The statues themselves are arranged on an offset grid, emphasizing their presence as a collection of objects rather than as solitary authoritative symbols. This also aligns them with the axis of the street grid. The design uses the existing slope to unsettle any automatic reading of the statues; each is located on a stripe of featureless andesite paving at a 12% grade, tilting each statue sideways. The statues are removed from plinths and placed directly on the ground, inviting direct bodily confrontation. Between them are stripes of flat mowed lawn, referencing the existing condition of the site and the relationship between statuary and the discipline imposed on the landscape by the colonial project. This area is very exposed and very ordered, but the tilt of the statues disrupts the regulated space of the lawns and paving. The statues all face away from the blank andesite wall, referencing the black or white boxes of galleries and theatres. Because their orientation carries such symbolic weight, they are oriented in a way that subordinates them to these traditions of expression and inquiry.

This arrangement is disrupted by a series of rain gardens and plantings on the western edge of the site. These curved forms of undisciplined plantings introduce a feeling of unresolve: are they advancing or retreating? Are these landscapes undergoing transformation? Are there two distinct spaces, or are there many?

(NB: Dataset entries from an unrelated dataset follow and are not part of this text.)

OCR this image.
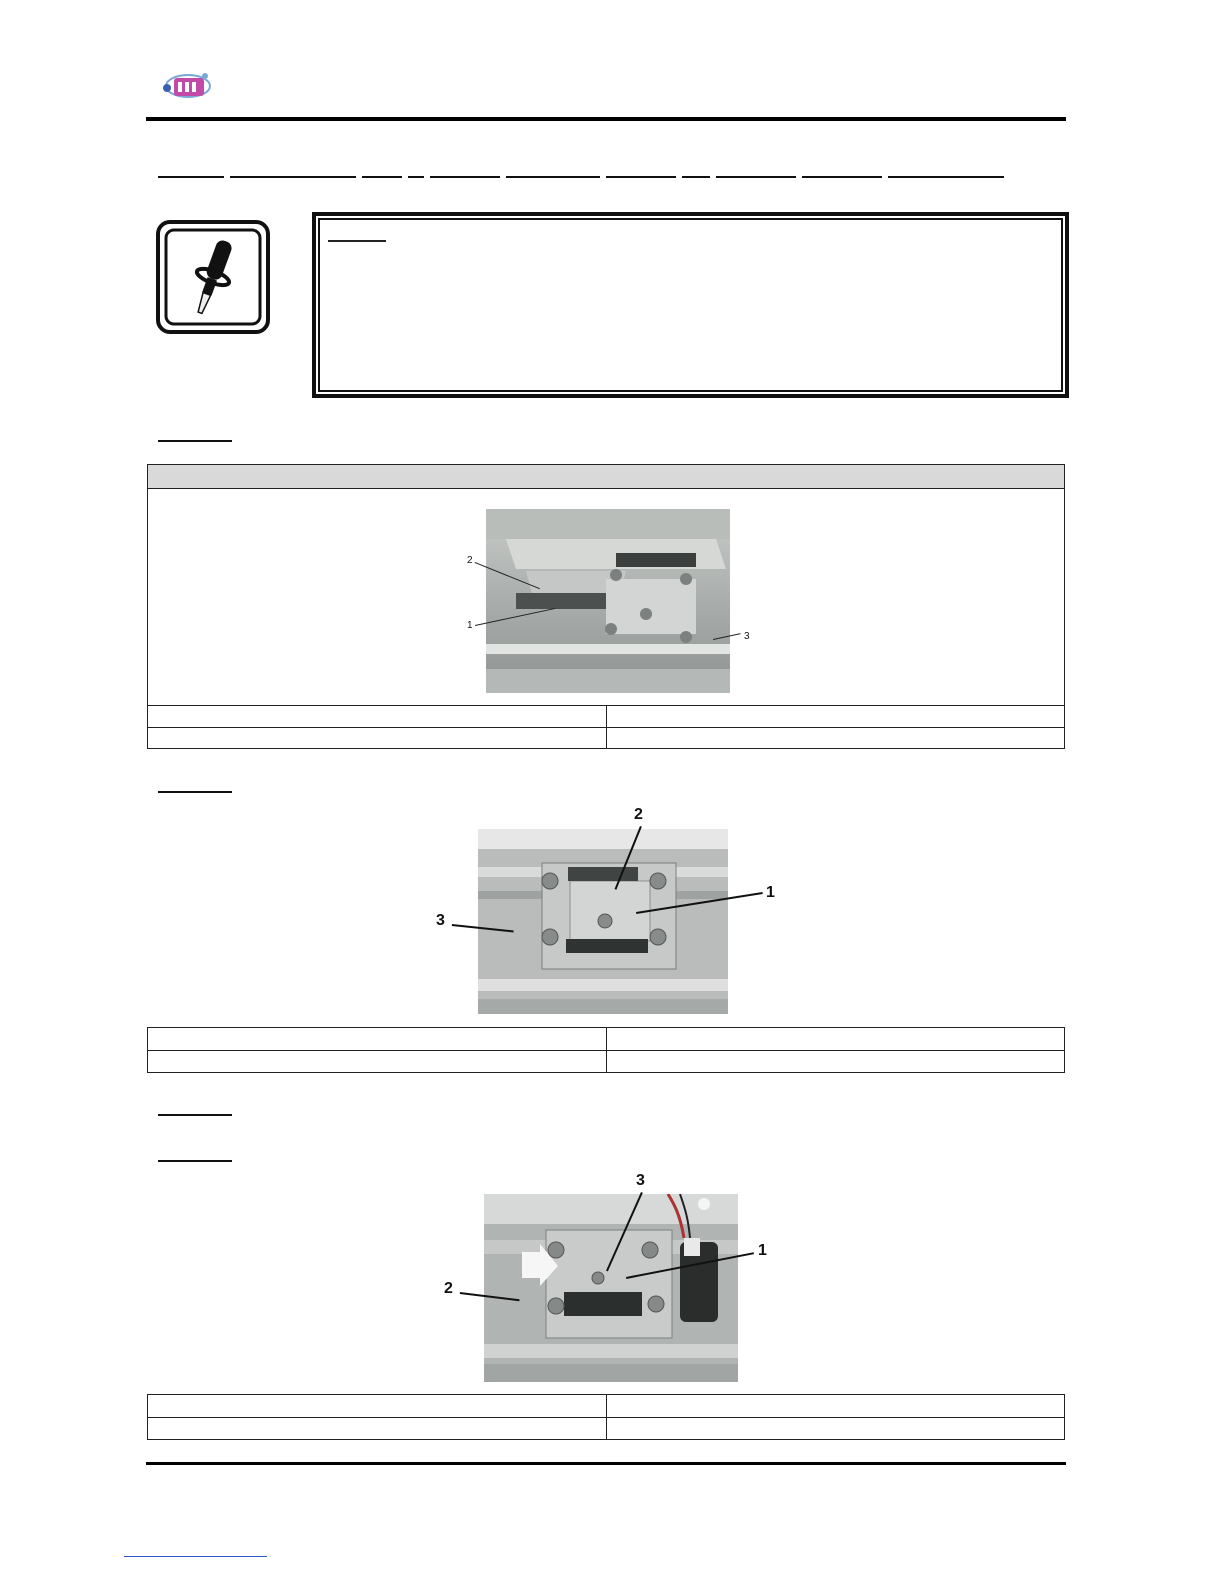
2
1
3
2
1
3
3
1
2
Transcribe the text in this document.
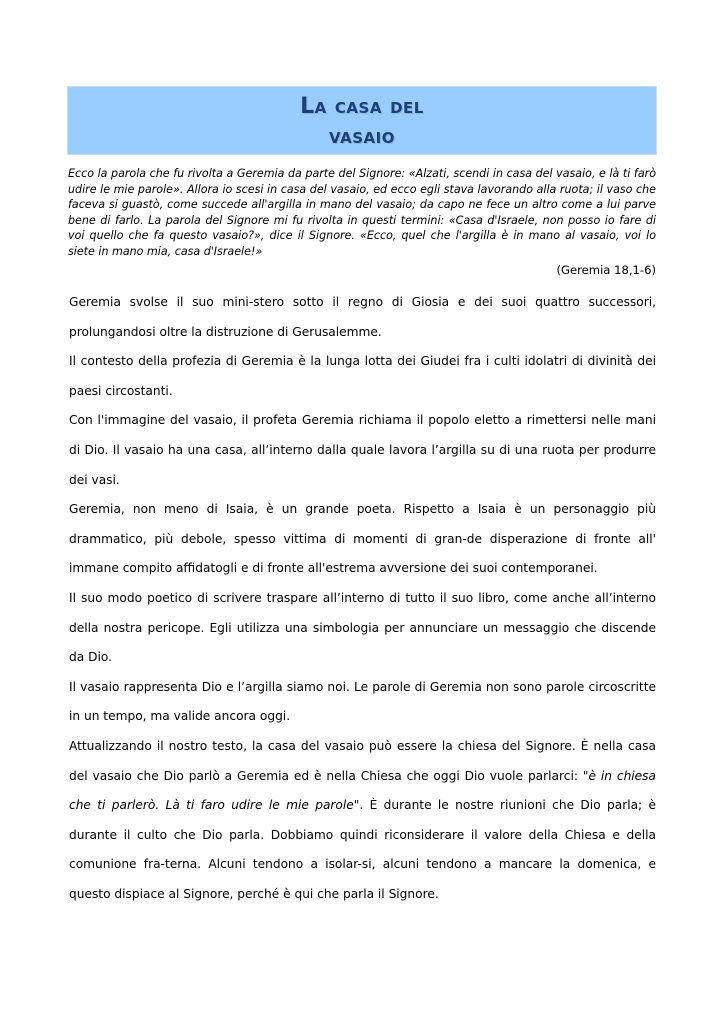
La casa del
vasaio

Ecco la parola che fu rivolta a Geremia da parte del Signore: «Alzati, scendi in casa del vasaio, e là ti farò udire le mie parole». Allora io scesi in casa del vasaio, ed ecco egli stava lavorando alla ruota; il vaso che faceva si guastò, come succede all'argilla in mano del vasaio; da capo ne fece un altro come a lui parve bene di farlo. La parola del Signore mi fu rivolta in questi termini: «Casa d'Israele, non posso io fare di voi quello che fa questo vasaio?», dice il Signore. «Ecco, quel che l'argilla è in mano al vasaio, voi lo siete in mano mia, casa d'Israele!»

(Geremia 18,1-6)

Geremia svolse il suo mini-stero sotto il regno di Giosia e dei suoi quattro successori, prolungandosi oltre la distruzione di Gerusalemme.

Il contesto della profezia di Geremia è la lunga lotta dei Giudei fra i culti idolatri di divinità dei paesi circostanti.

Con l'immagine del vasaio, il profeta Geremia richiama il popolo eletto a rimettersi nelle mani di Dio. Il vasaio ha una casa, all’interno dalla quale lavora l’argilla su di una ruota per produrre dei vasi.

Geremia, non meno di Isaia, è un grande poeta. Rispetto a Isaia è un personaggio più drammatico, più debole, spesso vittima di momenti di gran-de disperazione di fronte all' immane compito affidatogli e di fronte all'estrema avversione dei suoi contemporanei.

Il suo modo poetico di scrivere traspare all’interno di tutto il suo libro, come anche all’interno della nostra pericope. Egli utilizza una simbologia per annunciare un messaggio che discende da Dio.

Il vasaio rappresenta Dio e l’argilla siamo noi. Le parole di Geremia non sono parole circoscritte in un tempo, ma valide ancora oggi.

Attualizzando il nostro testo, la casa del vasaio può essere la chiesa del Signore. È nella casa del vasaio che Dio parlò a Geremia ed è nella Chiesa che oggi Dio vuole parlarci: "è in chiesa che ti parlerò. Là ti faro udire le mie parole". È durante le nostre riunioni che Dio parla; è durante il culto che Dio parla. Dobbiamo quindi riconsiderare il valore della Chiesa e della comunione fra-terna. Alcuni tendono a isolar-si, alcuni tendono a mancare la domenica, e questo dispiace al Signore, perché è qui che parla il Signore.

The notion of ‘unresolve’ has been important in my thinking about this project. History is not finished yet; the production and use of these statues are part of a shared story that is ongoing. Unresolve also acknowledges that the kind of closure implied by the political project of reconciliation is not currently possible. Unresolve implies inevitable change; that meaning is not fixed. This project is not intended as a final solution, but as a liminal place where unresolve and conflict are embodied and confronted. I hope that viewers can imagine a future in which this space is no longer necessary, and the meaning of these statues is utterly transformed.